FNAMzine #5 - Defender os Médicos do Desgaste Rápido - Flipbook - Page 15
µ 15 | FNAMZINE | outubro 2025
gerações
. FERNANDO PEREIRA Presidente da Mesa da Assembleia Geral do SMN
. RITA COSTA Dirigente Sindical do SMN
FNAMZINE (FZ) : Fernando Pereira,
conte-nos um pouco do seu percurso?
FERNANDO PEREIRA (FP): Licenciei-me em
1975. Em Bragança tive o primeiro contacto
com a pobreza que era a saúde em Portugal. Foi um contraste enorme em relação à
realidade dos hospitais centrais, como o
Hospital de São João, onde fiz a minha formação. Depois estive no Hospital de Braga,
onde fundei o serviço de Gastroenterologia. Seguiram-se Vila Real, Viana do Castelo
e, mais tarde, o Porto, no Hospital Maria Pia.
Já perto da reforma, foi inaugurado o Centro
Materno-Infantil.
FZ: Acompanhou todos os passos da fundação do SNS, em 1979. Como recorda esse
período?
FP: Vivi de perto todo o processo inicial, tanto da construção do SNS como do Sindicato
dos Médicos do Norte (SMN). Foi uma mudança enorme para a saúde em Portugal.

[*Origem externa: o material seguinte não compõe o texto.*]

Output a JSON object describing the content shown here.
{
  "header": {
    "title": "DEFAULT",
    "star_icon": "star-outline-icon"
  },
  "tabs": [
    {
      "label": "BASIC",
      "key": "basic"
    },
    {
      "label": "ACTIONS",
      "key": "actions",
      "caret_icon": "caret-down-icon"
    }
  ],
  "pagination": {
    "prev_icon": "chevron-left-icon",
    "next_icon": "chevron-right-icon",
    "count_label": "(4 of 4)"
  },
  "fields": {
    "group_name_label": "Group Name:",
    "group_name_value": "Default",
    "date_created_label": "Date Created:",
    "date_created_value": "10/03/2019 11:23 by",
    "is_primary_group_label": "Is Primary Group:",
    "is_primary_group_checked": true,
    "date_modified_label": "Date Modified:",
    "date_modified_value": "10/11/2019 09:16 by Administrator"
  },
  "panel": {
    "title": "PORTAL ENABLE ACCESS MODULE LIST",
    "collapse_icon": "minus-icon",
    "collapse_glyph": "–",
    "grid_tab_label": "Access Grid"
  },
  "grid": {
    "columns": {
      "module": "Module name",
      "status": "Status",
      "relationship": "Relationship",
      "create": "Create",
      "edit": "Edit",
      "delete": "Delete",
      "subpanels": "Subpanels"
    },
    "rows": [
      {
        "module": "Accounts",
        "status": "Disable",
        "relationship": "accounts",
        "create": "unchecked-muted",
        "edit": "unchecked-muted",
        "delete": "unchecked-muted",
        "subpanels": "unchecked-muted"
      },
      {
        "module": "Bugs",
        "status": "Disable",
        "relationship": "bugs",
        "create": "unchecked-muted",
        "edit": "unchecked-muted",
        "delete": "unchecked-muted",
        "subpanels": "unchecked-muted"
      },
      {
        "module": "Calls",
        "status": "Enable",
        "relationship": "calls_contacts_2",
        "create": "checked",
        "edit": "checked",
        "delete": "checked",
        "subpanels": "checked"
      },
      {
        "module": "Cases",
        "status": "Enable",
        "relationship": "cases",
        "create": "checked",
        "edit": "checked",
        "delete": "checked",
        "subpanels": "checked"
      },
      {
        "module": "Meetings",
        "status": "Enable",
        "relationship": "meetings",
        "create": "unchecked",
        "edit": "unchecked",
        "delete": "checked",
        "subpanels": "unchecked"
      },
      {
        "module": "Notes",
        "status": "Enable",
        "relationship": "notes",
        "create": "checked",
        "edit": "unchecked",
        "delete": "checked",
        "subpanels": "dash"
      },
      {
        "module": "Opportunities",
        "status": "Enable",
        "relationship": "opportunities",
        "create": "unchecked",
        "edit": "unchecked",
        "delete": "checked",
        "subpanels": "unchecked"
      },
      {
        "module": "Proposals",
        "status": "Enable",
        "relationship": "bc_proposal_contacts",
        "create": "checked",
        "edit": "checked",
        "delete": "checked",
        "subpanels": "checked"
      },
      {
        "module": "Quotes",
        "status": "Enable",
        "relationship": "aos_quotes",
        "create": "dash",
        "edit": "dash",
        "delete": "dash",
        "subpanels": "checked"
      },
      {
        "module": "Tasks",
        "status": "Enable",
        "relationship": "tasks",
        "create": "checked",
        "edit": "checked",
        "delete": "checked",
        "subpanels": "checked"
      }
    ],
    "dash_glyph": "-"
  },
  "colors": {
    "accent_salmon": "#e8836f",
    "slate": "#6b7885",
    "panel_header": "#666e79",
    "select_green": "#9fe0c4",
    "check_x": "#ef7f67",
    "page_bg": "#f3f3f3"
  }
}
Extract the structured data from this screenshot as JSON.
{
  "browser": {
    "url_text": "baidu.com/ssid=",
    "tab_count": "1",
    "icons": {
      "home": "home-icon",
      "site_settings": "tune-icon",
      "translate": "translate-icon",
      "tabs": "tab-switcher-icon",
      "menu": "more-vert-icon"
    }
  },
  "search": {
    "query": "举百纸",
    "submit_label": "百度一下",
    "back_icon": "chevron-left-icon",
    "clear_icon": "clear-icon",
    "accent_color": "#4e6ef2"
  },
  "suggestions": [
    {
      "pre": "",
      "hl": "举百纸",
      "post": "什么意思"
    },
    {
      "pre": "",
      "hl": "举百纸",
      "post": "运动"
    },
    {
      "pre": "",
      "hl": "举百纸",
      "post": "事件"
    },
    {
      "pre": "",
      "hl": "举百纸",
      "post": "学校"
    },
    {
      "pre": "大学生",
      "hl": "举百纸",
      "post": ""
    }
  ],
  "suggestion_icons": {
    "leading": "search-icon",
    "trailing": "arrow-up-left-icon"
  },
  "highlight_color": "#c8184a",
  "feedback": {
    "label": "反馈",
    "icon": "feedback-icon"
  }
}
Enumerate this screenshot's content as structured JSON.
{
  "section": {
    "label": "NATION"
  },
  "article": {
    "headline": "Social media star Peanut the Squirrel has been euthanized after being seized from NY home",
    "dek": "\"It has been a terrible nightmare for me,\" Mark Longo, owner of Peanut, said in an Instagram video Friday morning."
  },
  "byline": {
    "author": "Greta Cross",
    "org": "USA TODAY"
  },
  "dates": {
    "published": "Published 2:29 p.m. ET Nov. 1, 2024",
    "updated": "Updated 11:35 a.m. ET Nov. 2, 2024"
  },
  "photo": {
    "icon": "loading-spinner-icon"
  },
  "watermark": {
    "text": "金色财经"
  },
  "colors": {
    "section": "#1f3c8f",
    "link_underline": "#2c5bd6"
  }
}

Em Bragança, antes do SNS, em grande parte das localidades simplesmente não havia
saúde. Havia curandeiros, bruxos, endireitas… Tudo menos médicos. No hospital havia apenas seis especialistas: um internista,
um cirurgião, um oftalmologista, um otorrinolaringologista, um ortopedista e um obstetra. Fomos 14 médicos destacados para o
interior.
FZ: E no seu caso, Rita Costa?
RITA COSTA (RC): Depois do curso fiz o internato em Medicina Interna no Hospital
de Santo António. Terminei em 2019 e vim
para Santa Maria da Feira, onde continuo
a trabalhar. Não foi um choque tão grande como o do Fernando, mas vivi também
duas realidades muito diferentes.
FZ: E quanto ao sindicalismo?
RC: Quando comecei a trabalhar, por
insistência dos meus pais, sindicalizei-me. Inicialmente não foi na FNAM, mas
acabei por vir a integrar. Percebi que,
para resolver certos problemas — que
até me pareciam simples — o sindicato
é uma mais-valia.
FP: O SMN surgiu na sequência do que já
se discutia nas comissões de curso. Tivemos várias reuniões no Ministério devido à falta de médicos no interior. Sabe
qual foi a resposta do então Ministro da
Saúde, Paulo Mendo? Disse-nos para
não nos preocuparmos, porque dali a
uns anos haveria médicos a mais…
FZ: Quais têm sido os maiores desafios
da profissão?
FP: Hoje há uma incerteza muito maior na
cabeça dos médicos em relação ao futuro
do que havia na minha altura. A multiplicidade de vínculos foi um grande problema. Deixou de haver um regime comum
de contratação em funções públicas.
RC: Outro desafio é a conflitualidade
crescente entre médicos e as instituições
que os empregam.
FZ: Como tem evoluído a relação médico-doente?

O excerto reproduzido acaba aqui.